I wasn’t unhappy. I could start there. I had what I needed to thrive and more than that, I enjoyed my life. I had enough. And so the only thing I could come up with is that I wanted more – that blanket word we use when we can’t exactly pinpoint what else we are in search of. This was some intangible, invisible idea of wanting to widen, and wanting to see and feel and understand more than the land I was settled into so solidly. I guess, I didn’t just want to be planted deep, I wanted to set out, to expand, to broaden.
When we moved, it was as hard as you could imagine it would be to rip up a tree that was so firmly developed in its home and while the leaves and branches and trunk lifted up, many of the roots stayed behind; it’s impossible to undig so much history. These roots were so invested in the soil they had grown up in that I wasn’t sure they would ever allow themselves to be transplanted anywhere else and surely a tree without roots wouldn’t survive.
But a funny thing happened with our uprooting… our [family] tree, instead of burrowing new roots profoundly in the dirt, started to unfold another way.

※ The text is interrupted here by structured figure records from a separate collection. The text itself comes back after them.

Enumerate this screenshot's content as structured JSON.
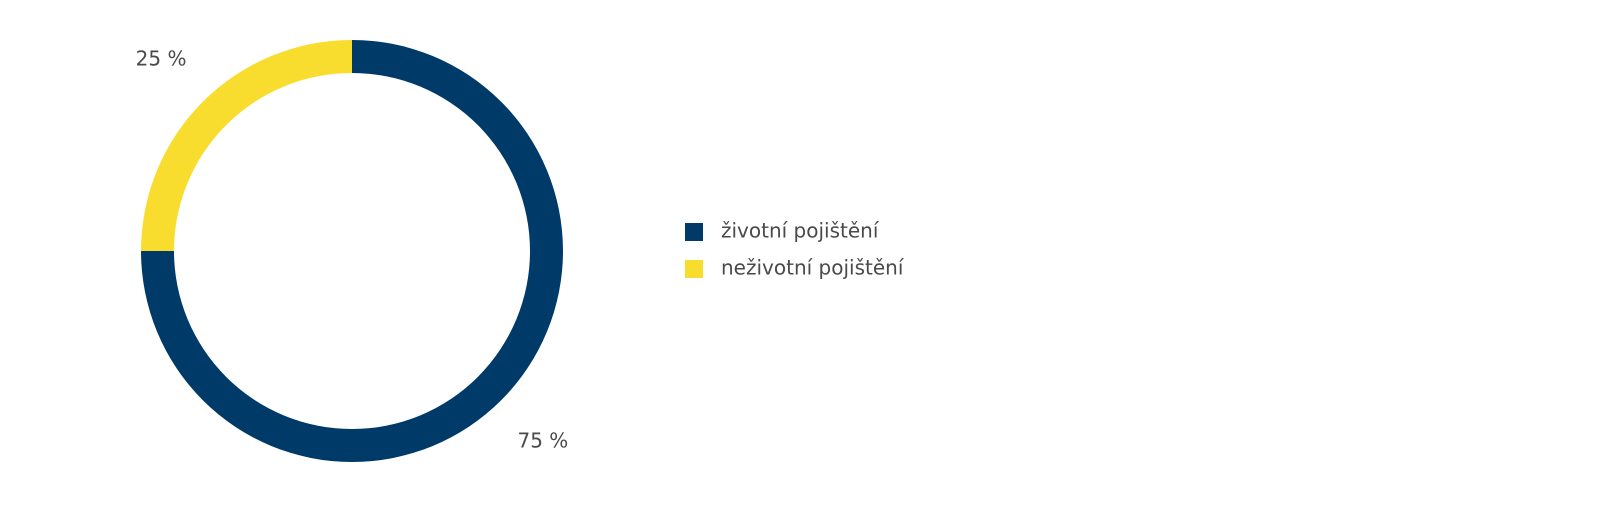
{
  "chart_data": {
    "type": "donut",
    "categories": [
      "životní pojištění",
      "neživotní pojištění"
    ],
    "values": [
      75,
      25
    ],
    "value_labels": [
      "75 %",
      "25 %"
    ],
    "colors": [
      "#003a69",
      "#f8dd2e"
    ],
    "legend": "right"
  }
}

Life always finds a way I suppose.
Weaving ourselves into the new life we had chosen, we were creating a different kind of root – a vine – one that didn’t dig as deeply into the earth but that grows fast and expands its reach outward, broadening its scope with each inch of space it clutched.
Like most vines that grow counterclockwise, our family wasn’t growing in the typical direction but we were flourishing anyway. As newly planted vines, we had no choice but to wrap our entire stems around our support and cling on for existence. We were aware that in order to survive we had to depend on others, lean on others to help make us stronger. Without these supports, we had no chance of existing but with them… we were unstoppable. Unyielding. Tenacious. Difficult to break. And perhaps, that is my favorite part of being a vine – that we can grow anywhere, as long as there is some sort of connection.
Both Husband and I have lived both kinds of lives, of roots and vines, and I can’t tell you which life I like better: the sturdy one of a tree that thrives with deep roots and is rich in history or the outward expanding one of vines that coil themselves around other vines enabling it to project itself further beyond its origin. They both have their place in nature, they both have figured out how to withstand and endure and while one could argue that vines aren’t as solid as trees or that trees aren’t as traveled as vines, I can’t help but think What does it matter how we grow as long as we grow.
What are your thoughts? Are you of tree or of vine?